Эта мысль была последней – в этот момент боль утянула меня в беспамятство.
В чувство меня привела печать. Я чувствовала, как магия моей матери борется с огненной элементалью, как заставляет ее отступить вместе с болью и жаром. На лбу пылала метка, было нестерпимо горячо. Но я успела и не сожгла дом вместе с его обитателями.
А в следующий миг я ощутила, что чьи-то сухие пальцы поглаживают печать.
Я резко открыла глаз и села, отбрасывая незнакомую руку. В ответ я услышала знакомый смех и поймала взгляд золотистых звериных глаз. Вот только на этот раз они принадлежали не зверю.
Передо мной сидела старуха в серых свободных штанах и рубахе. Седые волосы были заплетены в две косы, а с худого морщинистого лица на меня смотрели те самые глаза.
– Успокойся, девочка, все уже закончилось, – примирительно сказала риспи, и я поняла, что не ошиблась. Передо мной Амайя.
Я накрыла ладонью гаснущую печать и огляделась. Гора возвышалась на той стороне реки, и я не смогла сдержать вздох облегчения. Только после этого я осознала, что вокруг меня нет ни следа гари, а старуха находится не на своей территории.
– Что ты делаешь на нашей стороне реки? – подозрительно спросила я. – И почему выглядишь… так.
Амайя усмехнулась:
– На человеческой стороне можно и на двух лапах побегать. Почуяла тебя. Стало интересно, что здесь делает дочь Унэгэна.

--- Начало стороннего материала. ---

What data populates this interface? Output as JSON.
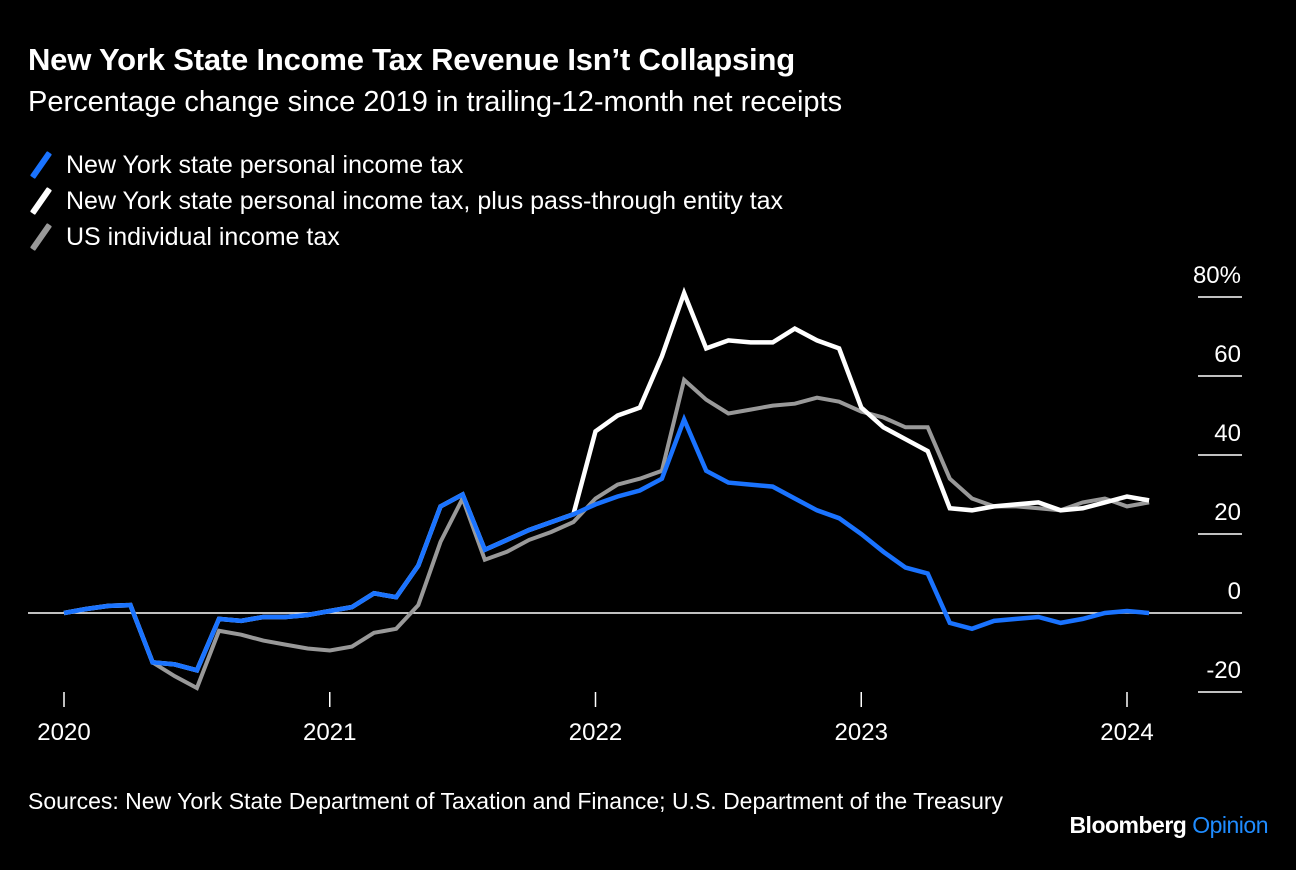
{
  "title": "New York State Income Tax Revenue Isn’t Collapsing",
  "subtitle": "Percentage change since 2019 in trailing-12-month net receipts",
  "sources": "Sources: New York State Department of Taxation and Finance; U.S. Department of the Treasury",
  "brand": {
    "main": "Bloomberg",
    "sub": "Opinion"
  },
  "chart_data": {
    "type": "line",
    "x_start": "2020-01",
    "x_interval": "monthly",
    "xlim": [
      "2019-11",
      "2024-06"
    ],
    "ylim": [
      -20,
      80
    ],
    "y_ticks": [
      "80%",
      "60",
      "40",
      "20",
      "0",
      "-20"
    ],
    "y_tick_values": [
      80,
      60,
      40,
      20,
      0,
      -20
    ],
    "x_ticks": [
      "2020",
      "2021",
      "2022",
      "2023",
      "2024"
    ],
    "zero_line": true,
    "legend_position": "top-left",
    "series": [
      {
        "name": "New York state personal income tax",
        "color": "#1a73ff",
        "values": [
          0,
          1,
          1.8,
          2,
          -12.5,
          -13,
          -14.5,
          -1.5,
          -2,
          -1,
          -1,
          -0.5,
          0.5,
          1.5,
          5,
          4,
          12,
          27,
          30,
          16,
          18.5,
          21,
          23,
          25,
          27.5,
          29.5,
          31,
          34,
          49,
          36,
          33,
          32.5,
          32,
          29,
          26,
          24,
          20,
          15.5,
          11.5,
          10,
          -2.5,
          -4,
          -2,
          -1.5,
          -1,
          -2.5,
          -1.5,
          0,
          0.5,
          0
        ]
      },
      {
        "name": "New York state personal income tax, plus pass-through entity tax",
        "color": "#ffffff",
        "values": [
          0,
          1,
          1.8,
          2,
          -12.5,
          -13,
          -14.5,
          -1.5,
          -2,
          -1,
          -1,
          -0.5,
          0.5,
          1.5,
          5,
          4,
          12,
          27,
          30,
          16,
          18.5,
          21,
          23,
          25,
          46,
          50,
          52,
          65,
          81,
          67,
          69,
          68.5,
          68.5,
          72,
          69,
          67,
          52,
          47,
          44,
          41,
          26.5,
          26,
          27,
          27.5,
          28,
          26,
          26.5,
          28,
          29.5,
          28.5
        ]
      },
      {
        "name": "US individual income tax",
        "color": "#999999",
        "values": [
          0,
          1,
          1.8,
          2,
          -12.5,
          -16,
          -19,
          -4.5,
          -5.5,
          -7,
          -8,
          -9,
          -9.5,
          -8.5,
          -5,
          -4,
          2,
          18,
          29,
          13.5,
          15.5,
          18.5,
          20.5,
          23,
          29,
          32.5,
          34,
          36,
          59,
          54,
          50.5,
          51.5,
          52.5,
          53,
          54.5,
          53.5,
          51,
          49.5,
          47,
          47,
          34,
          29,
          27,
          27,
          26.5,
          26,
          28,
          29,
          27,
          28
        ]
      }
    ]
  }
}
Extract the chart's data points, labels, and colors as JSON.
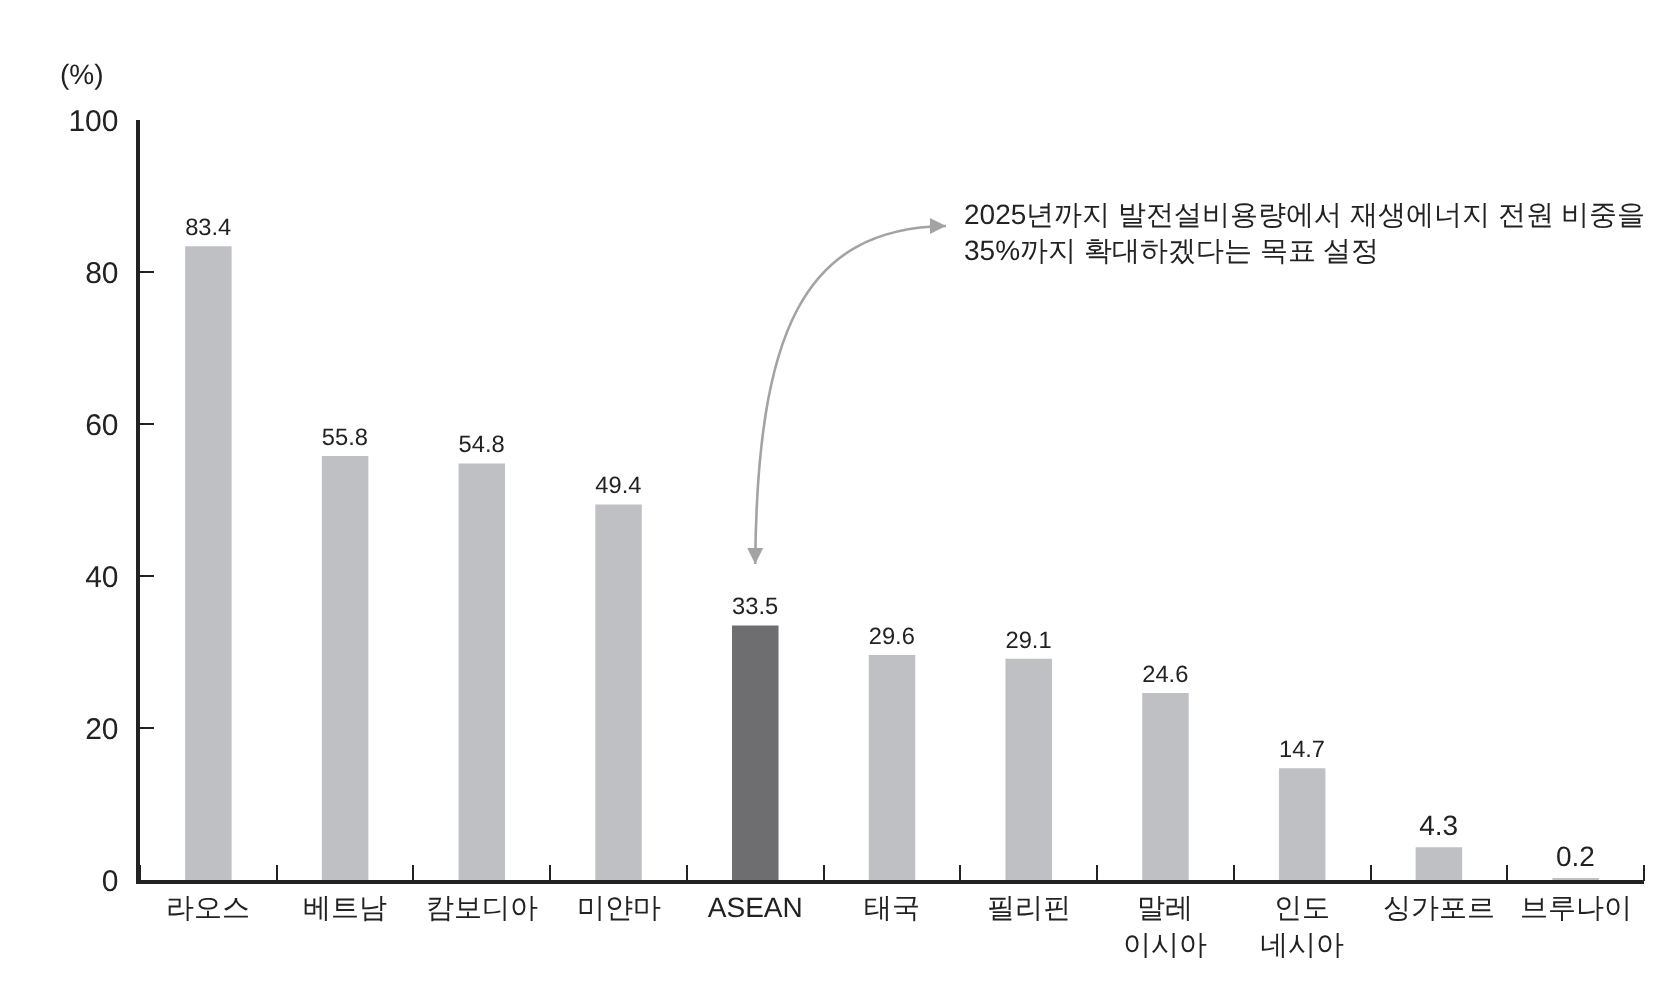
{
  "chart_data": {
    "type": "bar",
    "ylabel": "(%)",
    "categories": [
      "라오스",
      "베트남",
      "캄보디아",
      "미얀마",
      "ASEAN",
      "태국",
      "필리핀",
      "말레\n이시아",
      "인도\n네시아",
      "싱가포르",
      "브루나이"
    ],
    "values": [
      83.4,
      55.8,
      54.8,
      49.4,
      33.5,
      29.6,
      29.1,
      24.6,
      14.7,
      4.3,
      0.2
    ],
    "colors": [
      "#bfc0c4",
      "#bfc0c4",
      "#bfc0c4",
      "#bfc0c4",
      "#6e6e70",
      "#bfc0c4",
      "#bfc0c4",
      "#bfc0c4",
      "#bfc0c4",
      "#bfc0c4",
      "#bfc0c4"
    ],
    "ylim": [
      0,
      100
    ],
    "yticks": [
      0,
      20,
      40,
      60,
      80,
      100
    ],
    "data_labels": true,
    "annotations": [
      "2025년까지 발전설비용량에서 재생에너지 전원 비중을\n35%까지 확대하겠다는 목표 설정"
    ]
  }
}
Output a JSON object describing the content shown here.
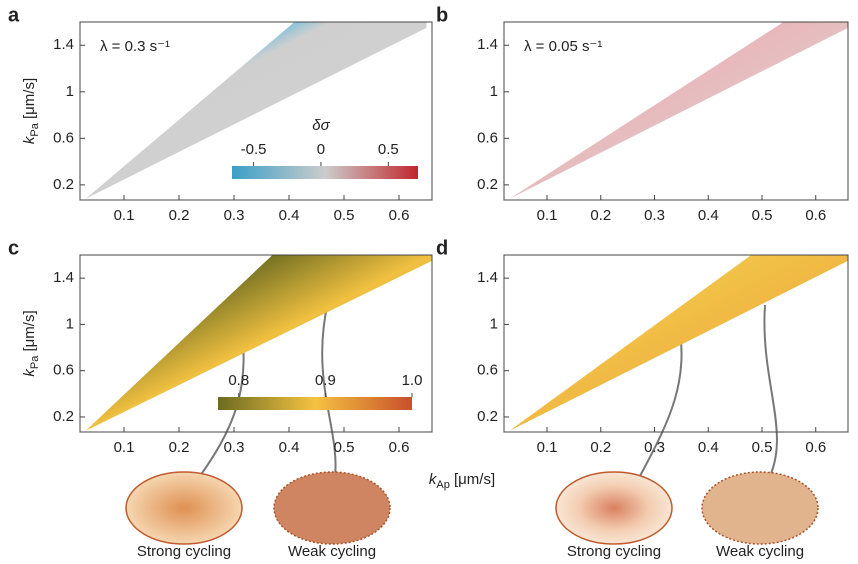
{
  "chart_data": [
    {
      "type": "area",
      "label": "a",
      "annotation": "λ = 0.3 s⁻¹",
      "ylabel": {
        "symbol": "k",
        "sub": "Pa",
        "unit": " [μm/s]"
      },
      "xlim": [
        0.02,
        0.66
      ],
      "ylim": [
        0.07,
        1.6
      ],
      "xticks": [
        0.1,
        0.2,
        0.3,
        0.4,
        0.5,
        0.6
      ],
      "yticks": [
        0.2,
        0.6,
        1.0,
        1.4
      ],
      "region": {
        "x": [
          0.03,
          0.41,
          0.65,
          0.65
        ],
        "y": [
          0.08,
          1.6,
          1.6,
          1.55
        ]
      },
      "colorbar": {
        "title": "δσ",
        "lim": [
          -0.66,
          0.72
        ],
        "ticks": [
          -0.5,
          0,
          0.5
        ],
        "colors": [
          "#3a9fc7",
          "#cccccc",
          "#c1272d"
        ]
      }
    },
    {
      "type": "area",
      "label": "b",
      "annotation": "λ = 0.05 s⁻¹",
      "xlim": [
        0.02,
        0.66
      ],
      "ylim": [
        0.07,
        1.6
      ],
      "xticks": [
        0.1,
        0.2,
        0.3,
        0.4,
        0.5,
        0.6
      ],
      "yticks": [
        0.2,
        0.6,
        1.0,
        1.4
      ],
      "region": {
        "x": [
          0.03,
          0.54,
          0.66,
          0.66
        ],
        "y": [
          0.08,
          1.6,
          1.6,
          1.55
        ]
      }
    },
    {
      "type": "area",
      "label": "c",
      "ylabel": {
        "symbol": "k",
        "sub": "Pa",
        "unit": " [μm/s]"
      },
      "xlabel": {
        "symbol": "k",
        "sub": "Ap",
        "unit": " [μm/s]"
      },
      "xlim": [
        0.02,
        0.66
      ],
      "ylim": [
        0.07,
        1.6
      ],
      "xticks": [
        0.1,
        0.2,
        0.3,
        0.4,
        0.5,
        0.6
      ],
      "yticks": [
        0.2,
        0.6,
        1.0,
        1.4
      ],
      "region": {
        "x": [
          0.03,
          0.37,
          0.66,
          0.66
        ],
        "y": [
          0.08,
          1.6,
          1.6,
          1.55
        ]
      },
      "colorbar": {
        "lim": [
          0.776,
          1.0
        ],
        "ticks": [
          0.8,
          0.9,
          {
            "value": 1.0,
            "label": "1.0"
          }
        ],
        "colors": [
          "#6b6b20",
          "#f5c242",
          "#c8502a"
        ]
      },
      "cells": [
        {
          "label": "Strong cycling"
        },
        {
          "label": "Weak cycling"
        }
      ]
    },
    {
      "type": "area",
      "label": "d",
      "xlim": [
        0.02,
        0.66
      ],
      "ylim": [
        0.07,
        1.6
      ],
      "xticks": [
        0.1,
        0.2,
        0.3,
        0.4,
        0.5,
        0.6
      ],
      "yticks": [
        0.2,
        0.6,
        1.0,
        1.4
      ],
      "region": {
        "x": [
          0.03,
          0.48,
          0.66,
          0.66
        ],
        "y": [
          0.08,
          1.6,
          1.6,
          1.55
        ]
      },
      "cells": [
        {
          "label": "Strong cycling"
        },
        {
          "label": "Weak cycling"
        }
      ]
    }
  ]
}
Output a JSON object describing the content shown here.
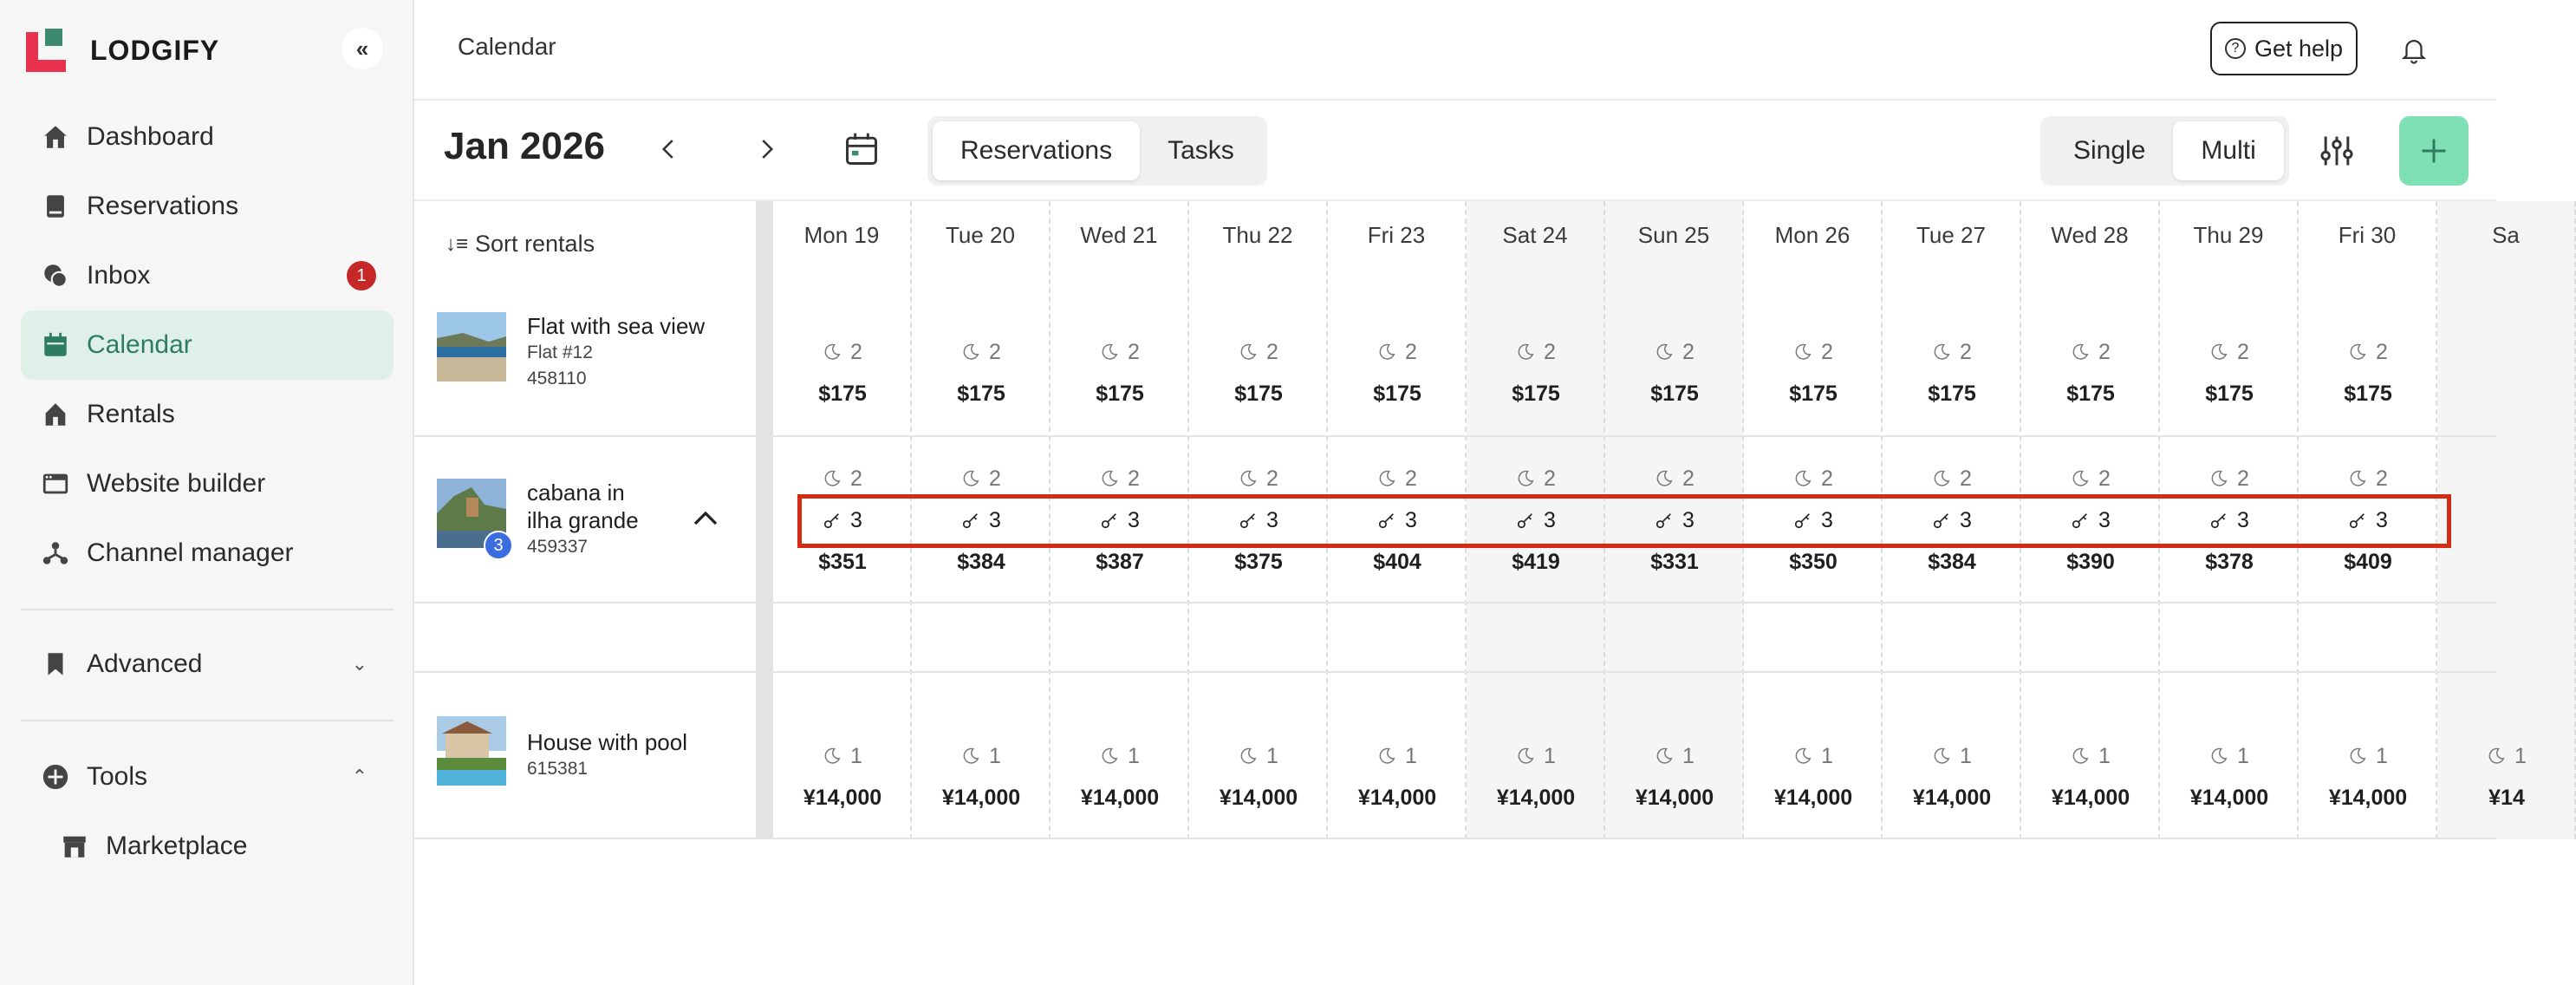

Затем она снова потянулась рукой к моему лбу. Я попыталась отодвинуться, но старуха сжала мое плечо.
– Я ничего тебе не сделаю, девочка, – раздраженно произнесла он. – Хотела бы, еще в первый раз бы слопала.
Я позволила старухе дотронуться до своего лба. Она медленно гладила метку, и я почувствовала, как засыпает огненная элементаль, словно убаюканная этими прикосновениями.
Наконец, риспи убрала руки и посмотрела куда-то мне через плечо.
– Это твой? – спросила она.
Я оглянулась. Сначала я подумала, что риспи говорит про коня. Тот пасся в стороне, и не думая убегать. Но потом я увидела среди высокой травы черные уши. Кетту! Он же со мной.
Лисенок выскочил из травы и подбежал к нам. Но когда Амайя протянула к нему руку, оскалился и спрятался ко мне за спину.
– Как знаешь, – философски пожала плечами она.
– Вы знаете Кетту? – подозрительно спросила я.